Fallstudie: Modenstruktur von Multimode-Fasern
Behandelte Fragen:
- Sind die Intensitätsprofile der Moden alle stark auf den Faserkern begrenzt?
- Was passiert für Moden, die nahe an ihrem Cut-off liegen?
- Haben Moden höherer Ordnung größere effektive Modenflächen?
Hier untersuchen wir diverse interessante Eigenschaften der geführten Moden von mehrmodigen Fasern. Indem man diese genau inspiziert, kann man einiges über die Physik der Faseroptik lernen.
Für diese Fallstudie verwenden wir zunächst die Power Form “Mode Properties of a Fiber”.
Analyse einer Stufenindexfaser
Wir betrachten eine Stufenindexfaser mit einem Kerndurchmesser von 20 μm und einer numerischen Apertur von 0,2, die bei der Wellenlänge 1060 nm eingesetzt werden soll.
Anfangs legen wir direkt das Brechungsindexprofil fest, indem wir die Variante “single step” verwenden, die für das Stufenindexprofil die einfachste Lösung bietet. Dafür brauchen wir nur wenige Parameter: den Durchmesser des Faserkerns, den Brechungsindex des Fasermantels und die numerische Apertur. Nach Ausführung der Rechnungen finden wir diverse berechnete Werte im gleichen Formular (siehe die Felder mit grauem Hintergrund):
Die Faser hat 21 verschiedene geführte Moden, oder 38, wenn wir verschiedene Orientierungen separat zählen. (Alle LP-Moden mit <$l \neq 0$> gibt es mit zwei verschiedenen Orientierungen.) Die Tabelle zeigt die essenziellen Eigenschaften aller Moden: <$\beta$> = Propagationskonstante, <$n_{\rm eff}$> = effektiver Brechungsindex, <$A_{\rm eff}$> = effektive Modenfläche, <$P_{\rm core}$> = Anteil der optischen Leistung, die im Faserkern propagiert.

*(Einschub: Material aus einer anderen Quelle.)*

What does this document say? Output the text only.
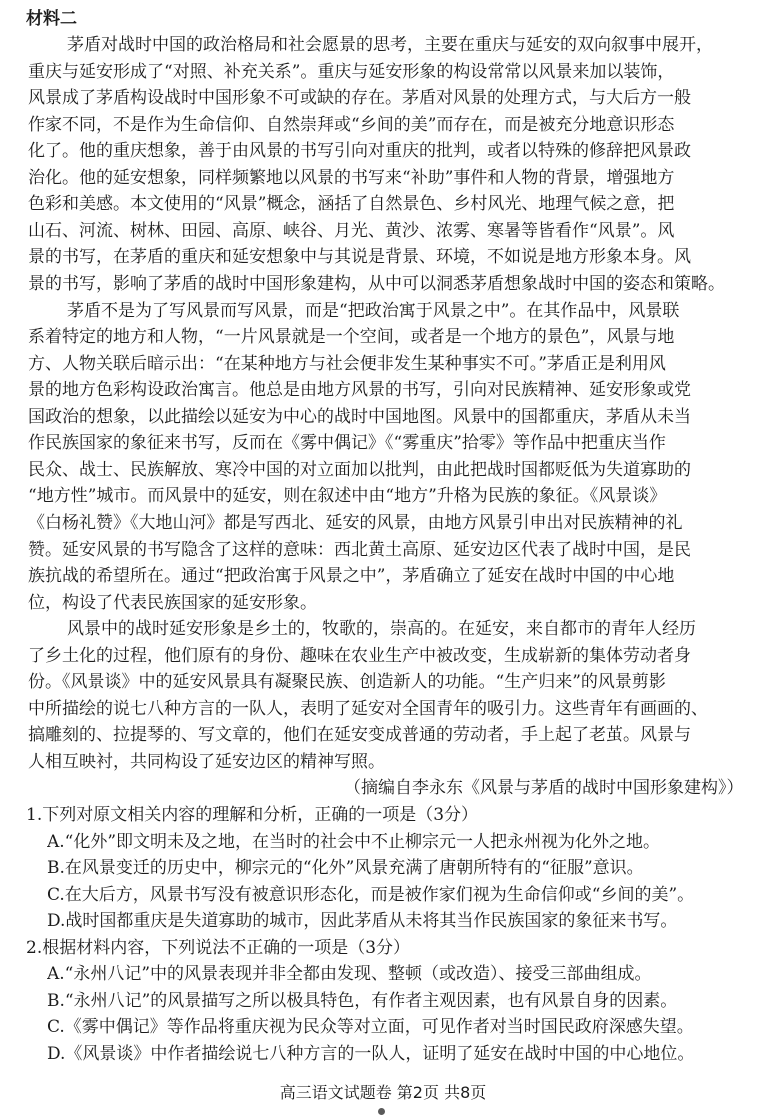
材料二
茅盾对战时中国的政治格局和社会愿景的思考，主要在重庆与延安的双向叙事中展开，
重庆与延安形成了“对照、补充关系”。重庆与延安形象的构设常常以风景来加以装饰，
风景成了茅盾构设战时中国形象不可或缺的存在。茅盾对风景的处理方式，与大后方一般
作家不同，不是作为生命信仰、自然崇拜或“乡间的美”而存在，而是被充分地意识形态
化了。他的重庆想象，善于由风景的书写引向对重庆的批判，或者以特殊的修辞把风景政
治化。他的延安想象，同样频繁地以风景的书写来“补助”事件和人物的背景，增强地方
色彩和美感。本文使用的“风景”概念，涵括了自然景色、乡村风光、地理气候之意，把
山石、河流、树林、田园、高原、峡谷、月光、黄沙、浓雾、寒暑等皆看作“风景”。风
景的书写，在茅盾的重庆和延安想象中与其说是背景、环境，不如说是地方形象本身。风
景的书写，影响了茅盾的战时中国形象建构，从中可以洞悉茅盾想象战时中国的姿态和策略。
茅盾不是为了写风景而写风景，而是“把政治寓于风景之中”。在其作品中，风景联
系着特定的地方和人物，“一片风景就是一个空间，或者是一个地方的景色”，风景与地
方、人物关联后暗示出：“在某种地方与社会便非发生某种事实不可。”茅盾正是利用风
景的地方色彩构设政治寓言。他总是由地方风景的书写，引向对民族精神、延安形象或党
国政治的想象，以此描绘以延安为中心的战时中国地图。风景中的国都重庆，茅盾从未当
作民族国家的象征来书写，反而在《雾中偶记》《“雾重庆”拾零》等作品中把重庆当作
民众、战士、民族解放、寒冷中国的对立面加以批判，由此把战时国都贬低为失道寡助的
“地方性”城市。而风景中的延安，则在叙述中由“地方”升格为民族的象征。《风景谈》
《白杨礼赞》《大地山河》都是写西北、延安的风景，由地方风景引申出对民族精神的礼
赞。延安风景的书写隐含了这样的意味：西北黄土高原、延安边区代表了战时中国，是民
族抗战的希望所在。通过“把政治寓于风景之中”，茅盾确立了延安在战时中国的中心地
位，构设了代表民族国家的延安形象。
风景中的战时延安形象是乡土的，牧歌的，崇高的。在延安，来自都市的青年人经历
了乡土化的过程，他们原有的身份、趣味在农业生产中被改变，生成崭新的集体劳动者身
份。《风景谈》中的延安风景具有凝聚民族、创造新人的功能。“生产归来”的风景剪影
中所描绘的说七八种方言的一队人，表明了延安对全国青年的吸引力。这些青年有画画的、
搞雕刻的、拉提琴的、写文章的，他们在延安变成普通的劳动者，手上起了老茧。风景与
人相互映衬，共同构设了延安边区的精神写照。
（摘编自李永东《风景与茅盾的战时中国形象建构》）
1.下列对原文相关内容的理解和分析，正确的一项是（3分）
A.“化外”即文明未及之地，在当时的社会中不止柳宗元一人把永州视为化外之地。
B.在风景变迁的历史中，柳宗元的“化外”风景充满了唐朝所特有的“征服”意识。
C.在大后方，风景书写没有被意识形态化，而是被作家们视为生命信仰或“乡间的美”。
D.战时国都重庆是失道寡助的城市，因此茅盾从未将其当作民族国家的象征来书写。
2.根据材料内容，下列说法不正确的一项是（3分）
A.“永州八记”中的风景表现并非全都由发现、整顿（或改造）、接受三部曲组成。
B.“永州八记”的风景描写之所以极具特色，有作者主观因素，也有风景自身的因素。
C.《雾中偶记》等作品将重庆视为民众等对立面，可见作者对当时国民政府深感失望。
D.《风景谈》中作者描绘说七八种方言的一队人，证明了延安在战时中国的中心地位。
高三语文试题卷 第2页 共8页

Beachten Sie, dass wir hier keine Größen im Zusammenhang mit der chromatischen Dispersion erhalten, auch nicht die Gruppenindizes und Cut-off-Wellenlängen. Dafür würden wir die Wellenlängenabhängigkeit der Brechungsindizes brauchen. Für Germanosilikatfasern haben wir eine andere Power Form, wo wir das Brechungsindexprofil indirekt über die GeO2-Konzentration definieren, was uns die Wellenlängenabhängigkeit gibt und damit auch die Möglichkeit der Berechnung der Dispersion.
Häufig sind die radialen Modenfunktionen von Interesse:
Einen noch besserem Überblick erhält man mit einem Diagramm für die Amplitudenprofile der Moden:
Hier können Sie ganz einfach beispielsweise das Profil der LP33-Mode finden: D Achsen des Diagramms zeigen die Indizes der Moden.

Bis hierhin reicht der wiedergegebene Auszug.